Which state backend should I choose for my Flink job?

Answer

Note: This applies to Flink 1.8 and later.

Flink 1.12 or earlier

Out of the box, Flink bundles three state backends:

  • MemoryStateBackend (Default)
  • FsStateBackend
  • RocksDBStateBackend

The following table shows an overview of these state backends focusing on where in-flight data lives and where the state is persisted during snapshotting (checkpoints and savepoints). It also summarizes the use cases they are good for, which should help you choose the proper state backend for your job.

Name In-Flight data Snapshots

MemoryStateBackend

JVM Heap JobManager JVM Heap
  • Good for testing and experimentation with small states
  • Not for production use!

FsStateBackend

JVM Heap Distributed File System
  • Fast, requires a large heap
  • Subject to GC

RocksDBStateBackend

Local disk (tmp dir) with
Off-Heap/Native Buffers
Distributed File System
  • Supports state larger than available memory
  • Supports incremental snapshotting
  • Rule of thumb: 10x slower than heap-based backends

To set the state backend in flink-conf.yaml, use the key state.backend and set its value to jobmanager, filesystem, or rocksdb.

Flink 1.13 or later

To separate the in-flight state storage and the checkpoint storage explicitly, Flink 1.13 and later bundle two state backends:

  • HashMapStateBackend (Default)
  • EmbeddedRocksDBStateBackend

which stores the in-flight state in the JVM heap or RocksDB, respectively. You can use these state backends with different checkpoint storage independently, e.g., JobManagerCheckpointStorage or FileSystemCheckpointStorage. To set in flink-conf.yaml, use

state.backend: hashmap (or rocksdb)
state.checkpoint-storage: filesystem (or jobmanager)

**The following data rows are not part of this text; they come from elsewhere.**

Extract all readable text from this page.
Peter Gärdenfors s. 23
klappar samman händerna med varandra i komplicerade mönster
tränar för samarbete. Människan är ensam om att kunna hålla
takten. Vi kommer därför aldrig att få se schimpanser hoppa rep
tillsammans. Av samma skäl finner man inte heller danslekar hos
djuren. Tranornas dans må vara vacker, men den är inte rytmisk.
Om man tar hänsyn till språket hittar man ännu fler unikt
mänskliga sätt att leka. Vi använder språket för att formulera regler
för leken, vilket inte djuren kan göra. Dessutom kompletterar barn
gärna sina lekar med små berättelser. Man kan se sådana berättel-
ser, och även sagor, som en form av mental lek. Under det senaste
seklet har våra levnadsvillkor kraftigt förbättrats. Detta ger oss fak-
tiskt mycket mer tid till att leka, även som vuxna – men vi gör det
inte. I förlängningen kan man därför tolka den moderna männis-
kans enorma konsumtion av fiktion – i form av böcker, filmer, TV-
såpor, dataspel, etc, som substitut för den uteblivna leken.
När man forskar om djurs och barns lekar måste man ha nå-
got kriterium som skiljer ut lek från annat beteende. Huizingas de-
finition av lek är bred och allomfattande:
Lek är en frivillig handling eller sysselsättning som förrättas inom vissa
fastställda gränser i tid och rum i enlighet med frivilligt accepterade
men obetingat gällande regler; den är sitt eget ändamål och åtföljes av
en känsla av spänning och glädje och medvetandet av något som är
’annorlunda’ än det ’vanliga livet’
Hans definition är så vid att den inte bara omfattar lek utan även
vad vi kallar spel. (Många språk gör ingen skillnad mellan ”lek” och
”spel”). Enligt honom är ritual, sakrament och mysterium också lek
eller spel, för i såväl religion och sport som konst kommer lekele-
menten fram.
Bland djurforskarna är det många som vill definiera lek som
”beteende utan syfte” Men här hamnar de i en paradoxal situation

# if specified, implies 'filesystem' checkpoint-storage
state.checkpoints.dir: file:///checkpoint-dir/ 

Starting Flink 1.13, one can switch from one state backend to another one by first making a job savepoint and then restoring it with a different state backend. Therefore, a user can try first to use the "hashmap" backend in production and then maybe later switch to "rocksdb" to benefit from its incremental checkpointing, which is not yet supported in the "hashmap" backend as of May 2023.